UK supports Malta, Italy call for emergency EU meeting

Joseph Muscat and Matteo Renzi in joint press conference on tragic deaths in Mediterranean: Europe must target criminals behind human smuggling • Emergency EU summit confirmed for Thursday

Prime Minister Joseph Muscat and Italian Prime Minister Matteo Renzi
Prime Minister Joseph Muscat and Italian Prime Minister Matteo Renzi
Joseph Muscat, Matteo Renzi address joint press conference

United Kingdom Prime Minister David Cameron is supporting Italy’s and Malta’s call for an emergency meeting of European leaders to discuss the migration situation and repeated tragedies taking place in the Mediterranean solution.
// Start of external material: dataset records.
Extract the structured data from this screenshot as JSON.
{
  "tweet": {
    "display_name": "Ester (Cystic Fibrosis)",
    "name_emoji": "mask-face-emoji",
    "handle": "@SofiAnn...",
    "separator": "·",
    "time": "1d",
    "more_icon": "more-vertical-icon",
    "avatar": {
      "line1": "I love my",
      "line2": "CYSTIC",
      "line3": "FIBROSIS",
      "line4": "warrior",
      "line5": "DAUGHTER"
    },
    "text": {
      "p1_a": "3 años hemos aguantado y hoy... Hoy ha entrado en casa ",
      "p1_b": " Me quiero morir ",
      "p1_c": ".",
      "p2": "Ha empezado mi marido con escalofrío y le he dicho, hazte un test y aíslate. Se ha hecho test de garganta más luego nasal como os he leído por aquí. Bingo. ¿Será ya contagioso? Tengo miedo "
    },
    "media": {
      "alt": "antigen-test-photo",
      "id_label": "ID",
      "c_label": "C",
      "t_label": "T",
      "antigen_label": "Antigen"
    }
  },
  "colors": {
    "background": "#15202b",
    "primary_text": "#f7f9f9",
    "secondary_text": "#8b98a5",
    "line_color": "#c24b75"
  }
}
The extraordinary EU summit on Libya will take place on Thursday.

Cameron, who spoke with both Joseph Muscat and Matteo Renzi about the Saturday night’s tragic deaths, said a comprehensive solution must be found.

Addressing a joint press conference at Palazzo Chigi, the Italian and Maltese prime ministers said that the human smuggling and “slave traders” had to stop.

“It is time for Europe to join in and fight the smugglers who are raking in millions out of every deadly voyage.  These are criminal masterminds profiting from modern day salvery and who must be brought to justice,” Muscat said.

He said that Malta was giving its 100% in the hope of saving lives, but Italy and Malta could not go on, on their own. Muscat said that these criminals – raking in between $1 million and $5 million with every trip – should be stopped before the people they are smuggling leave the coasts of Libya.

According to Muscat, the hundreds who died on Saturday night served as a “game changer” for EU leaders, providing “a fresh realisation” that if it doesn’t act now, history will judge Europe harshly.

Renzi said they were not exaggerating the use of the word “slavery”, insisting that smuggling from Libya had become “a commercialisation of the human tragedy”.

“The escalation in the number of the trips shows that there are criminals behind it and we can’t allow this to go on.” The Italian Premier also expressed gratitude to Malta for its support in ensuring that the Mediterranean returns to be “a sea of dialogue”.

Muscat, who in between meetings in Italy also managed to given an interview to CNN and Al Jazeera, reiterated that the securitisation of Libya’s coast was of prime importance.

In reply to questions by journalists, Muscat said he was not advocating an invasion in Libya but for Europe to join forces and fight the criminal groups.